I’m not sure what was going on in the personal lives of the people behind Despicable Me 2, but their movie seems awfully obsessed with the arranging of romantic dates. A bad run on OKCupid, perhaps?

This sequel to 2010’s Despicable Me, about a super villain named Gru (Steve Carell) who turns from his evil ways after encountering three orphan girls, is partly another adventure, but its main concern is matchmaking. Gru, who is now the girls’ adoptive father, has a flashback to a wooing mishap from his childhood, is constantly being set up on dates by his nosy neighbor and gets a business partner (Kristen Wiig) who mainly serves as a romantic interest. On top of this are subplots in which the youngest daughter (Elsie Kate Fisher) pines for a mother and the oldest daughter (Miranda Cosgrove) becomes infatuated with a boy at the mall.

I don’t know that this is inappropriate for the movie’s target audience – I’ll let parents themselves be the judge – but it certainly seemed out of sync for the Despicable Me franchise. The previous movie was nothing special – save for some nifty production and vehicle design, both of which are carried over here –  but it at least functioned as a recognizable spy spoof. Despicable Me 2 reminded me of the fifth-grade field trip I recently chaperoned for one of my kids, when the bus ride devolved into 45 minutes of, “Who do you like?” “No, who do you like?”

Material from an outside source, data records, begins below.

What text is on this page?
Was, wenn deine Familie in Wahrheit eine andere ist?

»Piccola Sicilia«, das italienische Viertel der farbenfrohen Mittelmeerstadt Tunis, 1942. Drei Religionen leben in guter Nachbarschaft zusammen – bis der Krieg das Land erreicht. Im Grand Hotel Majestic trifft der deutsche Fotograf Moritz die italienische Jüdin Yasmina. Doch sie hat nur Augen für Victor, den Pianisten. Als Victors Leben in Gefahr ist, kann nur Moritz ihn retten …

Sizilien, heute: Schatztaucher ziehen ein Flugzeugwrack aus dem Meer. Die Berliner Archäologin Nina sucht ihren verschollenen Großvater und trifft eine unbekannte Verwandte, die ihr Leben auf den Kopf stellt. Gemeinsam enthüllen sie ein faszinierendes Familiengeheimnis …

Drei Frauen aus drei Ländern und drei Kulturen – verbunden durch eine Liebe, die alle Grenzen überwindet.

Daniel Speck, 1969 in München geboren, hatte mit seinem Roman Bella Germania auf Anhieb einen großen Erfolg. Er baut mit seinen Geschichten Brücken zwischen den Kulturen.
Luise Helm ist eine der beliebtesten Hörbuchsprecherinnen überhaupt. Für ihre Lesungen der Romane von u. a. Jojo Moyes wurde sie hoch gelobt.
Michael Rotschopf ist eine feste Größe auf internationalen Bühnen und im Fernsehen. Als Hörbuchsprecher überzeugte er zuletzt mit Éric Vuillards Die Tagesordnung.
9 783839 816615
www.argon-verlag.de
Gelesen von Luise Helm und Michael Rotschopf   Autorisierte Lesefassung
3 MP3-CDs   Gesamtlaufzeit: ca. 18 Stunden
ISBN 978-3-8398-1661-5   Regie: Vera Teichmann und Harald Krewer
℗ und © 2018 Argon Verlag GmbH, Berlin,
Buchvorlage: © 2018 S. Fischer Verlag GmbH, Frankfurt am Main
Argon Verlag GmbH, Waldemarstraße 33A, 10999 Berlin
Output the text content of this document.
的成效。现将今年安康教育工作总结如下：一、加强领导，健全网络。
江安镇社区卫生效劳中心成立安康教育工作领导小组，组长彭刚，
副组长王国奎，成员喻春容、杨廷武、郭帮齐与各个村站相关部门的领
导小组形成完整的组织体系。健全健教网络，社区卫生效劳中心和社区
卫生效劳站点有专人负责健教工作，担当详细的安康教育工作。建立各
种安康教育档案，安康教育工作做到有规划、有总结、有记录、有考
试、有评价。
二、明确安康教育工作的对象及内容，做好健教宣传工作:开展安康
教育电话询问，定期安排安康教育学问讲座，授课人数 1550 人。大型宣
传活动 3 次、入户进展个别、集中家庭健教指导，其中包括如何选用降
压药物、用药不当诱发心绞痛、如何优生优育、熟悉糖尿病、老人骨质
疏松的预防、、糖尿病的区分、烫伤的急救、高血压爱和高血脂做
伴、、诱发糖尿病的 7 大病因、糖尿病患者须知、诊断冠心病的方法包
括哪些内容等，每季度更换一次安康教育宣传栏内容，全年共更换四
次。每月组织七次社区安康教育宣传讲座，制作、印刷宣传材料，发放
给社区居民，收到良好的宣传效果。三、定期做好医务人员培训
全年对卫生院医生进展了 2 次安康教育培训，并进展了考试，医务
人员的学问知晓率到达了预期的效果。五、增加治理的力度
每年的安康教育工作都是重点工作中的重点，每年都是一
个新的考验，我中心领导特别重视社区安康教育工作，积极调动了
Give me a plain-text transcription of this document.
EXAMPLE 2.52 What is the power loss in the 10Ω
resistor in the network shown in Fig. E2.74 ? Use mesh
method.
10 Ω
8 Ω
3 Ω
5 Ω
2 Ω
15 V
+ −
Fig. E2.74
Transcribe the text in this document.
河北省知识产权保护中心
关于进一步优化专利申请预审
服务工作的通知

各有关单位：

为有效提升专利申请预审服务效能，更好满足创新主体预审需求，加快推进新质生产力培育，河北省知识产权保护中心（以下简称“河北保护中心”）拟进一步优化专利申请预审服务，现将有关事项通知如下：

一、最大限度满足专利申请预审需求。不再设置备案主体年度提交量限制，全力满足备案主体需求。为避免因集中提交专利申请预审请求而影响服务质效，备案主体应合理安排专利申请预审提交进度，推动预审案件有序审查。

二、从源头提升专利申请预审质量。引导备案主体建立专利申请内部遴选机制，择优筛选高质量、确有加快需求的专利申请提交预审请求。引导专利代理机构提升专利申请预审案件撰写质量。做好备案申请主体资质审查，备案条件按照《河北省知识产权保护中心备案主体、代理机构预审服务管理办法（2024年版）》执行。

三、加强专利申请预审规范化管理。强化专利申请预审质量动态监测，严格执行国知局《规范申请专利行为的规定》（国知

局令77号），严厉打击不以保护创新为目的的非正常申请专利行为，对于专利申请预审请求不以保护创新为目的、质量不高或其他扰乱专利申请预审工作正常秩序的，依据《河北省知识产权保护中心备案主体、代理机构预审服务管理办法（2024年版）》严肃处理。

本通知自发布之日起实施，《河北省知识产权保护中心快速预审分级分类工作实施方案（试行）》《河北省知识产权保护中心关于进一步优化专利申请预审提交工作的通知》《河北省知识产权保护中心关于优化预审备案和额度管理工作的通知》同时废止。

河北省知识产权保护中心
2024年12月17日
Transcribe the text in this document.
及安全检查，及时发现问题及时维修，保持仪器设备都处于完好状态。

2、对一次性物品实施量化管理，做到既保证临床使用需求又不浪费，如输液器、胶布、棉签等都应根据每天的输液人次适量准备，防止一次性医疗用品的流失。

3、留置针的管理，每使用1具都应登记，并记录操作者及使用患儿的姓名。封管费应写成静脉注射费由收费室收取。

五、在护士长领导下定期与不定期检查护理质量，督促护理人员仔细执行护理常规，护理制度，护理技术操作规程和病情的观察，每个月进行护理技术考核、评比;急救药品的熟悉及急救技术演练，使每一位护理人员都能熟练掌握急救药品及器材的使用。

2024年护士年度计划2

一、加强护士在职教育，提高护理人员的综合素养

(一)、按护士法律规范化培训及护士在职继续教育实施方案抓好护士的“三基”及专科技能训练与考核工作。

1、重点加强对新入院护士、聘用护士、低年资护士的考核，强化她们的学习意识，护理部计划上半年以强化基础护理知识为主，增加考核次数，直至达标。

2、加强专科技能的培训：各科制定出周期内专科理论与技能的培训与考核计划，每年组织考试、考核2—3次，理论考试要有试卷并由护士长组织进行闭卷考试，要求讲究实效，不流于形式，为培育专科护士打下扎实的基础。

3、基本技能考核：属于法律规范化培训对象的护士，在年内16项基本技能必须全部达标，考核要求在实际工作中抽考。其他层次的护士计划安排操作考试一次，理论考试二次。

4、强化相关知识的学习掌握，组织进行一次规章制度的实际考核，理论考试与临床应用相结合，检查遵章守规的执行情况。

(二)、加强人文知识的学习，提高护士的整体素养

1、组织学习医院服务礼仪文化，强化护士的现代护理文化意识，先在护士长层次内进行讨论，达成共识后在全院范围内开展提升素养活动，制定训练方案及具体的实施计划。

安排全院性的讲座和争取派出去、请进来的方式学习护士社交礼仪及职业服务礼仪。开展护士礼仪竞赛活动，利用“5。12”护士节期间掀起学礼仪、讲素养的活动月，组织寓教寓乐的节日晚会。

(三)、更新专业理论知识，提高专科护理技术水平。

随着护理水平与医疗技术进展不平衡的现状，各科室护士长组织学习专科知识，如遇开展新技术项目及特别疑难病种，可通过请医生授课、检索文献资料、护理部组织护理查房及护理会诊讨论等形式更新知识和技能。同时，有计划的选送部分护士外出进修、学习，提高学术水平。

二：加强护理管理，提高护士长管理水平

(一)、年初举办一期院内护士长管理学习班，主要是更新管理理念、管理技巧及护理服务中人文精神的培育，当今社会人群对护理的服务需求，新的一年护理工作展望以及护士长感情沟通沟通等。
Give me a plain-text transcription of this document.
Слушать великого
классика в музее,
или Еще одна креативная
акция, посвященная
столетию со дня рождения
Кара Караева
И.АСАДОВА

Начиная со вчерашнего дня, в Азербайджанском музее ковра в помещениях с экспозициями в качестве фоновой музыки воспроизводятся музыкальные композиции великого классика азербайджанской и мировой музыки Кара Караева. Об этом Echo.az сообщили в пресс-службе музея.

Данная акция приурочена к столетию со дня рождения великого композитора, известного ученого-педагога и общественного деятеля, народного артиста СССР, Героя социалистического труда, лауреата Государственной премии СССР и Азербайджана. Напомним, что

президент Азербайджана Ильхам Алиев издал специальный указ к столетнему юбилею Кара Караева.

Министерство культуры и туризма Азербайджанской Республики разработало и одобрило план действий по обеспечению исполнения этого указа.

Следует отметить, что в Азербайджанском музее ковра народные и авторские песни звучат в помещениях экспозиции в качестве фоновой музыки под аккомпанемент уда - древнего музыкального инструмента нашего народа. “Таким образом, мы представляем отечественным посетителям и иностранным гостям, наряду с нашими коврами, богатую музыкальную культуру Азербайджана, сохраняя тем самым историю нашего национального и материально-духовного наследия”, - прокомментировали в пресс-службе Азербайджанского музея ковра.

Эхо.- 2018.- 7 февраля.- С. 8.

I guess that means some young viewers in the Despicable Me audience might be interested in all the lovey-dovey stuff going on, yet I’d also question how the movie handles that material. Gru takes the decidedly unhealthy, patriarchal opinion that his daughter should not have any contact at all with the boy from the mall (and his paranoia is vindicated). A spectacularly unfunny sequence in which he agrees to one of those blind dates ends with his date being subjected to all sorts of accidental violence. Add some questionable cultural characterizations – a new villain, El Macho, has the Mexican flag tattooed on his chest and uses the tune to “La Cucaracha” as a password to his secret lair – and Despicable Me 2 is a primer on all sorts of insensitivity.

Maybe I’m being too sensitive, you say? Perhaps. If the above sounds amusing to you, so be it. But there’s no defending the picture’s crass and assaultive use of 3-D (it’s like 1953’s House of Wax without the sense of humor). And then, of course, there are the Minions, those babbling, bumbling, yellow assistants who follow Gru around bickering and punching each other. They’re comic heirs of the Three Stooges and there are hundreds of them. Not encouraging if, like me, you always thought three stooges were two too many.